Seit der Erfindung der Fotografie vor 164 Jahren war die Kritik am
vermeintlich automatischen Wahrheitsgehalt technisch erzeugter Bilder
fast ausschließlich eine Sache der elitären Kunst- und Medienkritik.
Seit Beginn des neuen Golf-Krieges ist dies anders.
Kaum eine Videosequenz, kaum ein Foto, kaum eine Einstellung, die nicht
mit dem verbal erhobenen Zeigefinger des Kommentators versehen wird,
dass Bilder nicht die ganze Wahrheit zeigen, dass nur das gezeigt wird,
was die Kriegsparteien gezeigt wissen wollen, dass Bilder nichts
beweisen. Kurz und knapp, man kann ja nicht jedes Bild in einen Sermon
von Grundsatzzweifeln einbetten, wird zunehmend das Attribut
"angeblich" zum Container für mediale Wachsamkeit: Zerstörte Fahrzeuge
sind "angeblich amerikanisch", Tote am Rand der Wüstenrollbahn sind
"angeblich Iraker".
Die Entwicklung wird wahrscheinlich dahin gehen, dass leblose Körper
bald als "angeblich tot" bezeichnet werden.
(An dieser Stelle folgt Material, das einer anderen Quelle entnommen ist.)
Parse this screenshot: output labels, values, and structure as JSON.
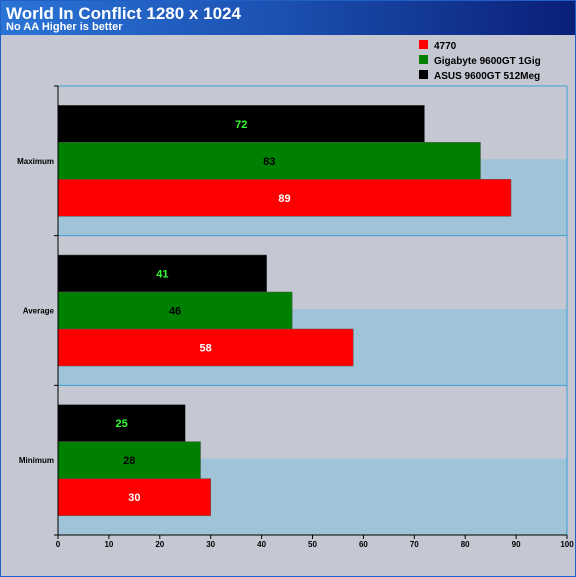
{
  "header": {
    "title": "World In Conflict 1280 x 1024",
    "subtitle": "No AA Higher is better"
  },
  "chart_data": {
    "type": "bar",
    "orientation": "horizontal",
    "categories": [
      "Maximum",
      "Average",
      "Minimum"
    ],
    "series": [
      {
        "name": "4770",
        "color": "#ff0000",
        "label_color": "#ffffff",
        "values": [
          89,
          58,
          30
        ]
      },
      {
        "name": "Gigabyte 9600GT 1Gig",
        "color": "#008000",
        "label_color": "#000000",
        "values": [
          83,
          46,
          28
        ]
      },
      {
        "name": "ASUS 9600GT 512Meg",
        "color": "#000000",
        "label_color": "#33ff33",
        "values": [
          72,
          41,
          25
        ]
      }
    ],
    "xlim": [
      0,
      100
    ],
    "x_ticks": [
      "0",
      "10",
      "20",
      "30",
      "40",
      "50",
      "60",
      "70",
      "80",
      "90",
      "100"
    ],
    "legend_position": "top-right",
    "colors": {
      "plot_band": "#9fc4d8",
      "plot_gap": "#c5c7d2",
      "gridline": "#3aa0d6"
    }
  }
}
Dem journalistischen
Praktiker Ulrich Tilgner, Korrespondent des ZDF in Bagdad, geht die
sich breit machende Pauschalrelativierung zu weit:
"Wenn hier zwei Autos zusammen stoßen, dann spricht die Weltpresse von
einem angeblichen Verkehrsunfall."
Technische Bilder sollten wie jede potenziell historische Quelle
behandelt werden. Dazu gehört, die Umstände der Entstehung zu
beschreiben: Wann? Wo? Was? Wer hat es gemacht? Das ist in Zeiten
kriegerischer Bilderfluten sicherlich schwieriger als sonst. Nicht
immer sind alle W's beantwortbar. Und dann macht ein warnender Hinweis
selbstverständlich Sinn. Es darf jedoch nicht sein, dass pauschale
"angeblich"-Hinweise journalistisches Fachwissen und Rechercheaufwand
ersetzen .
In diesem Zusammenhang ist die Thematik militärtechnologischen
Fachwissens von besonderer Brisanz. Wer militärischem Engagement
gegenüber kritisch eingestellt ist, scheint sich meistens nicht für
technische Feinheiten zu interessieren, etwa für die Funktionsweise von
GPS-Bomben, die Eigenschaften von Kampfflugzeugen oder die Unterschiede
zwischen Abrams- und T-55-Kampfpanzern. Das scheinen eher Themen für
infantile Technikfetischisten zu sein. Wenn allerdings den letzteren
das Feld überlassen wird, dann kann Kritik an militärischen Sichtweisen
und Interpretationsmustern ganz leicht dadurch ausgehebelt werden, dass
behauptet wird, die kritische Position ginge von falschen fachlichen
Voraussetzungen aus. In der aktuellen Ausgabe von Spektrum der
Wissenschaft [1] ist der Zwiespalt wischen kritischer Haltung
einerseits und Interesse am Militärtechnologischen andererseits
deutlich fest zu machen. "Satellitengelenkte Waffen" ist der Titel
eines Hauptartikels, der sich vollständig auf technologische Aspekte
fokussiert und dessen Zwischenüberschriften von purer Technikeuphorie
zeugen: "Ein Jahrzehnt Fortschritt", "Sieg über das Wetter", "der
aktuelle Waffenkatalog", "Bunkerbrecher". Autor ist Michael Puttré,
Chefredakteur der Monatszeitschrift The Journal of Electronic
Defense [2].
Der Spektrum-Chefredaktion war der von der amerikanischen
Mutterzeitschrift [3] übernommene Artikel wohl nicht ganz geheuer, und
so wurde ihm ein Gastkommentar von Götz Neueneck vom Institut für
Friedensforschung und Sicherheitspolitik [4] der Universität Hamburg an
die Seite gestellt, der mit einer eindeutigen Feststellung endet:
"Kriegsverhütung, oberstes Ziel verantwortlicher Friedenspolitik, gerät
durch nebenstehenden Artikel vollends in den Hintergrund." Neuneck ist
ausdrücklich der Meinung, dass die scientific community die
wissenschaftlich-technischen Hintergründe von Waffensystemen
diskutieren müsse, selbst wenn eine solche Diskussion in einer
wissenschaftlichen Zeitschrift manchen erschrecken kann.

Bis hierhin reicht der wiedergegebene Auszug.